Saturday 21 March 2015

On The Elusive Insidious Intentions of Foliage

In one of my mother’s earlier attempts at feminizing me she gave me a spider plant.  I took it gladly, thinking that greenery might help ward off the Seasonal Affective Disorder that haunts me from October to March each year.  Stab the Frost of Winter’s space in my psyche with mementos of spring and life and colour and such.  It didn’t work, but that’s a different story. 

I wasn’t sure this small, innocent plant would survive in my care.  I’m not a gardener, not a plant person.  Watering plants is the thing I forget for weeks at a time.  I’ve been surrounded by women in the height of summer, in endless lineups (again, another story), talking to each other about their backyard gardens, and I just couldn’t understand.  My grandmother spent much of her later life bent over in her garden, preening, weeding, harvesting, and when she lost the ability to keep up with it, it became overgrown, fruits and berries gushing out of everything, rotting, mushing beneath her feet.  How do people devote so much time to gardens? Plants are so high maintenance!  And these people live on a constant ongoing mission to improve and expand them.  At what point is enough, enough?  How does anyone find time to just sit in the garden and enjoy the beauty they’ve brought about?  It’s not me.  It’s never been me.  I asked my boyfriends to never bring me flowers, and I married the one who never tried.  There was good reason to believe a plant in my care was doomed. 

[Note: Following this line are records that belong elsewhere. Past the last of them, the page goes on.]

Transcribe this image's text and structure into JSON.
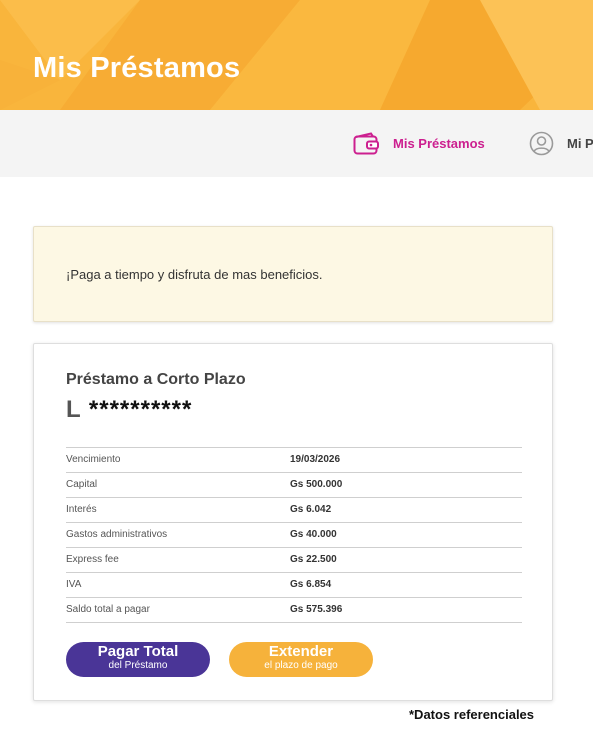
{
  "header": {
    "title": "Mis Préstamos"
  },
  "nav": {
    "items": [
      {
        "label": "Mis Préstamos",
        "icon": "wallet-icon",
        "active": true
      },
      {
        "label": "Mi Perfil",
        "icon": "user-circle-icon",
        "active": false
      }
    ]
  },
  "notice": {
    "text": "¡Paga a tiempo y disfruta de mas beneficios."
  },
  "loan": {
    "title": "Préstamo a Corto Plazo",
    "id_prefix": "L",
    "id_masked": "**********",
    "details": [
      {
        "label": "Vencimiento",
        "value": "19/03/2026"
      },
      {
        "label": "Capital",
        "value": "Gs 500.000"
      },
      {
        "label": "Interés",
        "value": "Gs 6.042"
      },
      {
        "label": "Gastos administrativos",
        "value": "Gs 40.000"
      },
      {
        "label": "Express fee",
        "value": "Gs 22.500"
      },
      {
        "label": "IVA",
        "value": "Gs 6.854"
      },
      {
        "label": "Saldo total a pagar",
        "value": "Gs 575.396"
      }
    ],
    "buttons": {
      "pay": {
        "label": "Pagar Total",
        "sub": "del Préstamo"
      },
      "extend": {
        "label": "Extender",
        "sub": "el plazo de pago"
      }
    }
  },
  "footnote": "*Datos referenciales",
  "colors": {
    "header_bg": "#f9b53c",
    "active_nav": "#cc1f8f",
    "pay_button": "#4a3597",
    "extend_button": "#f6b23b",
    "notice_bg": "#fdf8e4"
  }
}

But here I have this spider plant.  Every so often it decides to take another run at life and gets all green and leafy.  I thought I was failing for letting the soil get so dry between waterings, but the Internet people told me spider plants like to let their soil get uncomfortably dry.  My spider plant, it seems, is “happy.”

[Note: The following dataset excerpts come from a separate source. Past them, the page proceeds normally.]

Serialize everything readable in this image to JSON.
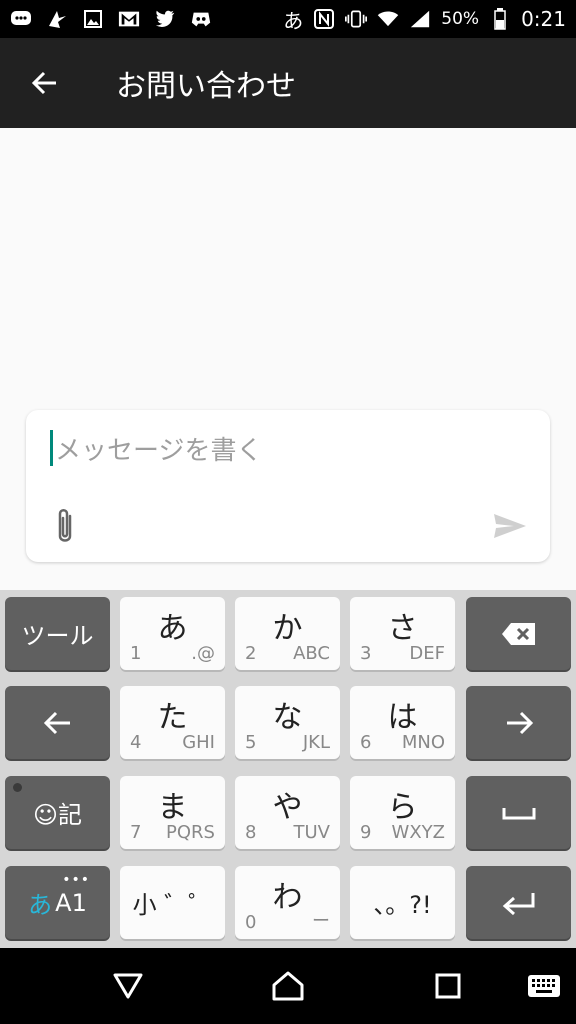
{
  "status_bar": {
    "ime_indicator": "あ",
    "battery_percent": "50%",
    "time": "0:21",
    "icons": [
      "message-icon",
      "bird-icon",
      "image-icon",
      "gmail-icon",
      "twitter-icon",
      "discord-icon",
      "nfc-icon",
      "vibrate-icon",
      "wifi-icon",
      "signal-icon",
      "battery-icon"
    ]
  },
  "app_bar": {
    "title": "お問い合わせ"
  },
  "compose": {
    "placeholder": "メッセージを書く"
  },
  "keyboard": {
    "tool_label": "ツール",
    "emoji_label": "☺記",
    "mode_label_kana": "あ",
    "mode_label_alpha": "A1",
    "row1": [
      {
        "main": "あ",
        "num": "1",
        "sub": ".@"
      },
      {
        "main": "か",
        "num": "2",
        "sub": "ABC"
      },
      {
        "main": "さ",
        "num": "3",
        "sub": "DEF"
      }
    ],
    "row2": [
      {
        "main": "た",
        "num": "4",
        "sub": "GHI"
      },
      {
        "main": "な",
        "num": "5",
        "sub": "JKL"
      },
      {
        "main": "は",
        "num": "6",
        "sub": "MNO"
      }
    ],
    "row3": [
      {
        "main": "ま",
        "num": "7",
        "sub": "PQRS"
      },
      {
        "main": "や",
        "num": "8",
        "sub": "TUV"
      },
      {
        "main": "ら",
        "num": "9",
        "sub": "WXYZ"
      }
    ],
    "row4": [
      {
        "main": "小 ゛゜",
        "num": "",
        "sub": ""
      },
      {
        "main": "わ",
        "num": "0",
        "sub": "ー"
      },
      {
        "main": "、。?!",
        "num": "",
        "sub": ""
      }
    ]
  },
  "colors": {
    "accent": "#00897b",
    "app_bar": "#212121",
    "kana_mode": "#29b6d8"
  }
}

A lot of internet people really take their spider plants seriously.

We all need hobbies.

My living history with foliage thickened when a friend gave me an aloe plant as a token of humanitarian aid in my ongoing war with the kitchen.  The kitchen is full of sharp falling objects, hot metal, grease spitting out of pans, and I learned the hard way that my skin is categorically not impervious to boiling water.  The gifted aloe plant was a much appreciated gift of mercy, and I have butchered it on several occasions (the war wages on), and it just keeps growing.  I’m no better at caring for this aloe than I am for the spider plant.  This thing keeps its own water.  Keeps growing, snaking its tentacles into any open space it can find.
I don’t quite trust my two plants.  They’ve proven that they don’t need me, and yet out of sympathy for life I try to keep them “happy,” like a forced prostration to my wicked wives. 

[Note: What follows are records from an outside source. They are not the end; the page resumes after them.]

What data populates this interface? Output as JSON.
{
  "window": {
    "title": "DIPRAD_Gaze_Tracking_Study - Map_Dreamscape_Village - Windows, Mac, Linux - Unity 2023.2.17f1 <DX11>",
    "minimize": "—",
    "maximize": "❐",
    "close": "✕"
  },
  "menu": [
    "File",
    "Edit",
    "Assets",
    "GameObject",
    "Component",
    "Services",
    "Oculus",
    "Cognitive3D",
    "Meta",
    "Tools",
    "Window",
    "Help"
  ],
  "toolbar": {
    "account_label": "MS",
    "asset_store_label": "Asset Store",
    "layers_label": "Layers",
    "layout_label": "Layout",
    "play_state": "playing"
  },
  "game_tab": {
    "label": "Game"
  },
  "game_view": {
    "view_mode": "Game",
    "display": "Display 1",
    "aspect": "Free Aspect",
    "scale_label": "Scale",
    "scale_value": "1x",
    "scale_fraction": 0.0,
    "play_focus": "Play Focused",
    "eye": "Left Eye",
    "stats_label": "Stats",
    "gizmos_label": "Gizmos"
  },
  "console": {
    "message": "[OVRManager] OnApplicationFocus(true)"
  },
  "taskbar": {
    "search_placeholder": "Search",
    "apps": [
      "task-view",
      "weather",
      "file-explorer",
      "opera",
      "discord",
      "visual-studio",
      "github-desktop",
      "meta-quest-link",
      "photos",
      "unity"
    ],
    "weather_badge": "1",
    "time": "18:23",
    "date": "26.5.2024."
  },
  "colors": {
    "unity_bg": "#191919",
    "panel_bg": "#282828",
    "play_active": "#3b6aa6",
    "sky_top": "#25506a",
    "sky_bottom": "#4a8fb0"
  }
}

I’m not the greatest wife, myself.  I must be doing it wrong.

And then these two insidious creatures have gone and created their own progeny!  My one spider plant is now two, and my one aloe plant has become an overpopulated colony in the midst of a civil war for livingspace on my windowsill.  I used to believe immaculate conception was a lovely fairy tale giving us a nice Christian reason to brighten up our homes, drink a lot of sherry, spoil our kids and gain 15 lbs over the darkest month of the year.  Now I’m searching the green thumb version of mommy-blogs trying to do right by all these plant babies!  I’m spending money I don’t have on pots and soil hoping it’s the right size, the right kind, trying to keep them “happy!”  And they just keep breeding!

How long until each surface of my home is spilling leaves and inviting insects and turning my one-bedroom apartment into a humid pod overrun by creepy shadow casters?  How long until some well-meaning soul gifts me an orchid that requires actual sentimentality, company and conversation?  How much longer can I get by without owning a vase, or calling a house sitter every time I leave it to water my plants?

I’m becoming progressively ensnared by a sadistic kitchen to my left and a swampy greenhouse to my right!

I guess what I’m saying is: please send help!